One Woman’s Losing Battle With Cilantro

Health & Wellness

June 26, 2018

The seemingly innocent, fresh, green garnish called cilantro has split a nation. Some people say it tastes delightful. Others say it tastes just like soap. Believe it or not, neither group is crazy. Both cilantro and soap have something very important in common.

Leslie Bailey was 9 years old when she saw a bunch of parsley sitting on the kitchen counter. She loved parsley.

“So I grabbed a handful and shoved it in my mouth only to taste the most awful soap taste I could imagine,” says Bailey. “Yes, I have sadly had a very long battle with cilantro.”

Jared Cross just celebrated his 39th birthday. His dish of choice – pulled chicken tacos doused with cilantro.

“Love cilantro,” says Cross, who considers himself a pretty good chef. “No soap here.”
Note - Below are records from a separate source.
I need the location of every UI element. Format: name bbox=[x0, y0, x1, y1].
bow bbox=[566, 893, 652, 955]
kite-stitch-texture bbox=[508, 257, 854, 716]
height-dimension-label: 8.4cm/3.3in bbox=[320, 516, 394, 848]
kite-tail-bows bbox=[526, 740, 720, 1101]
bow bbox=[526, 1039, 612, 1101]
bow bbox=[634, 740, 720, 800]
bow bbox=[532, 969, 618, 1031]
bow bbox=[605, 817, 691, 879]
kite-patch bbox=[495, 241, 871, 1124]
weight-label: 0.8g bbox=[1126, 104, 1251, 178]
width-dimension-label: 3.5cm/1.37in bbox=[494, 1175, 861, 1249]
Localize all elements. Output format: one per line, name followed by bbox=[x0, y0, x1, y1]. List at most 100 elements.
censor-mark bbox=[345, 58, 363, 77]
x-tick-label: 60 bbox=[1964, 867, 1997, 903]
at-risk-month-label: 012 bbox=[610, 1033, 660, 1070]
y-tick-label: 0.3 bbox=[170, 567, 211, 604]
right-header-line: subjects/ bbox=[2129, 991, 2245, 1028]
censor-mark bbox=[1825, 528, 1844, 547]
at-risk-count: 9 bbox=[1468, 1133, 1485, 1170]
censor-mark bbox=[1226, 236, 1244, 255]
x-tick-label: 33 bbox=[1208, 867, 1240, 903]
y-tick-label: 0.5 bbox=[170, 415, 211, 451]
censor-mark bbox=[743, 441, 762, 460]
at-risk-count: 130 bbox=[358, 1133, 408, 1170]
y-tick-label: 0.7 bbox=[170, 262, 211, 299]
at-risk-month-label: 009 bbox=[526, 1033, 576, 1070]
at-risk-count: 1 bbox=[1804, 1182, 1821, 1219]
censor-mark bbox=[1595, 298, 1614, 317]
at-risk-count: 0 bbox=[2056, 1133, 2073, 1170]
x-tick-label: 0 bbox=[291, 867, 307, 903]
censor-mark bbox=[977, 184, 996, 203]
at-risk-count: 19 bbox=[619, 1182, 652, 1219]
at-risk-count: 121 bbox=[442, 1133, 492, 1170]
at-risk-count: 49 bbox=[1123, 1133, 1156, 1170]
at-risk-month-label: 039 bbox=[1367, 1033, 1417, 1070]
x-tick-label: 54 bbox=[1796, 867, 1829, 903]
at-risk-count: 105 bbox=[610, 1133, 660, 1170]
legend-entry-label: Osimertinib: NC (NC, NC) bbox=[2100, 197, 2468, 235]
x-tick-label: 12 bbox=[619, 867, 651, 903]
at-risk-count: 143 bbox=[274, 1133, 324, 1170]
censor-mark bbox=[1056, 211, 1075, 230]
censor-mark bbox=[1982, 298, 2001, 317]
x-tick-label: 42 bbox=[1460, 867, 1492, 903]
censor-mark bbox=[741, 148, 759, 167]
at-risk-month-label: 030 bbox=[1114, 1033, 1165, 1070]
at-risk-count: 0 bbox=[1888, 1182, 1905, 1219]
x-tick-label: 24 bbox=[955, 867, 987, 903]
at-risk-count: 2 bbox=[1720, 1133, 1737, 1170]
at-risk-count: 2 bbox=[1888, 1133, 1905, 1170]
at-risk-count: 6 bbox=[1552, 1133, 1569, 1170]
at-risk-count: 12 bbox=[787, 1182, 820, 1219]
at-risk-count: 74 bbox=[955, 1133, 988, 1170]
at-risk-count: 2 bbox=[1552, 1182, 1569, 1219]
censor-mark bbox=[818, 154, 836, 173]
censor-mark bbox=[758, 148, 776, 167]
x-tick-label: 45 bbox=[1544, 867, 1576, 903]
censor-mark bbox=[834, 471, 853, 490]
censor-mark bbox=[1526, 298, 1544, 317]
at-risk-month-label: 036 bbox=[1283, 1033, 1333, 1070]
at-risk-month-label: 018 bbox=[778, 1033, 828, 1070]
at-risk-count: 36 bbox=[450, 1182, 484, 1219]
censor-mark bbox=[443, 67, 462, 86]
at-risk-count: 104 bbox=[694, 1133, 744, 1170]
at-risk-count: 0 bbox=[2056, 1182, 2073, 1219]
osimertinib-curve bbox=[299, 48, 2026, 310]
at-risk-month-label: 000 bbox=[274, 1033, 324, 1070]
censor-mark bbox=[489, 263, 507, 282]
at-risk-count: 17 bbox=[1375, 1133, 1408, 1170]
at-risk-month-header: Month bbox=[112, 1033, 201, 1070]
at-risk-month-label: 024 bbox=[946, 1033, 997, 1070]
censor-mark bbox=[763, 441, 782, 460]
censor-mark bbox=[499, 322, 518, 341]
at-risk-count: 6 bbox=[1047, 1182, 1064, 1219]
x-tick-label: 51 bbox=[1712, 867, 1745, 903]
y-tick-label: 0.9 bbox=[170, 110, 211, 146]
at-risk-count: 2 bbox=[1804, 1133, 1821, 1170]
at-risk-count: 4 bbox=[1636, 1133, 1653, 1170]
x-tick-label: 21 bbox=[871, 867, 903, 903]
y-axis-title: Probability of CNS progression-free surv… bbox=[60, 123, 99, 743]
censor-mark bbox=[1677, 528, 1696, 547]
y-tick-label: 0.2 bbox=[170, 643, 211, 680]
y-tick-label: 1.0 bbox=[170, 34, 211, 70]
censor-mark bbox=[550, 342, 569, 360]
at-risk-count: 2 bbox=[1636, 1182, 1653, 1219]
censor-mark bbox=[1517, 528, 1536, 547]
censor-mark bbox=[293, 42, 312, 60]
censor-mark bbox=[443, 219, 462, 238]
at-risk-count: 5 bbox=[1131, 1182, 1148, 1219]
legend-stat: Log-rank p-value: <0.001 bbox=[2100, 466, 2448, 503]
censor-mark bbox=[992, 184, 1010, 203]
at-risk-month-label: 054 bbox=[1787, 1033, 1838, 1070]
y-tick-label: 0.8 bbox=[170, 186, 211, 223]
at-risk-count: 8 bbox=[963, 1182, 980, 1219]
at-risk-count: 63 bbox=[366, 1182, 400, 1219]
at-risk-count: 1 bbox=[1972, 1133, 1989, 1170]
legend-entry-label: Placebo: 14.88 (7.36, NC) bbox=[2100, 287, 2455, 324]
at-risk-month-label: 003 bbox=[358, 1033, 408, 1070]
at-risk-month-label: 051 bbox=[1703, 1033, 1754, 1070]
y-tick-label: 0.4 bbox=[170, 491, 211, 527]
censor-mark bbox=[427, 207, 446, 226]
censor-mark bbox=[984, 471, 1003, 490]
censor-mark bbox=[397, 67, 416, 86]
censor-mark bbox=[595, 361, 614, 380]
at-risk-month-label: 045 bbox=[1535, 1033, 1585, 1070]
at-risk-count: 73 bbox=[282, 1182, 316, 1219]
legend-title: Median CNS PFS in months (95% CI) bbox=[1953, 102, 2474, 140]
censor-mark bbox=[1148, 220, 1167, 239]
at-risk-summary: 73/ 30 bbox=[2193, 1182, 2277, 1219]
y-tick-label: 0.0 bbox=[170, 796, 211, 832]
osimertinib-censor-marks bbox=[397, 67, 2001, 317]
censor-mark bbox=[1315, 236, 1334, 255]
Much like the phenomenon of Yanny or Laurel – that viral audio clip that divided the ears of the nation -- the planet’s taste buds are also split on the taste of cilantro.

And it’s a l0ve-hate split with, seemingly, no middle ground.

Love equals a fresh, green perfect accent to dishes like stir fry, salad dressings, smothered chicken, rice and grilled halibut.

Hate means food ruined by the shavings of something that tastes like a bar of cleanser.

So, how can the exact same flavorful garnish taste so completely different to two people?

Turns out similar components, called aldehydes, are found in both cilantro and soaps, says Jonathan Ting, M.D., chief of otolaryngology at IU Health Methodist Hospital.

And for some people, their genetic makeup allows them to pick up that taste in cilantro. For others, it’s like it doesn’t even exist.

“Cilantro tastes like soap to some people because of a variation in some genes that are involved with smell and taste,” Dr. Ting says, adding with a smile “cilantro tastes pretty good to me.”

As for Bailey, after that childhood kitchen encounter, she could detect the smallest traces of cilantro no matter what the dish – even in a bit of salsa.

She was so adamant about her distaste that a server at an Indian restaurant would tease Bailey that he had put extra cilantro in her meal.

Of late, though, Bailey’s cilantro hatred has softened, ever so slightly. She has been able to eat food that has a tiny bit of the flavor.

Still, when people who love cilantro describe it, Bailey said she imagines it tastes to them what parsley tastes like to her.

“Nice and fresh,” she says. “I truly wish I liked it because it is in all of my favorite foods.”

-- By Dana Benbow, Senior Journalist at IU Health.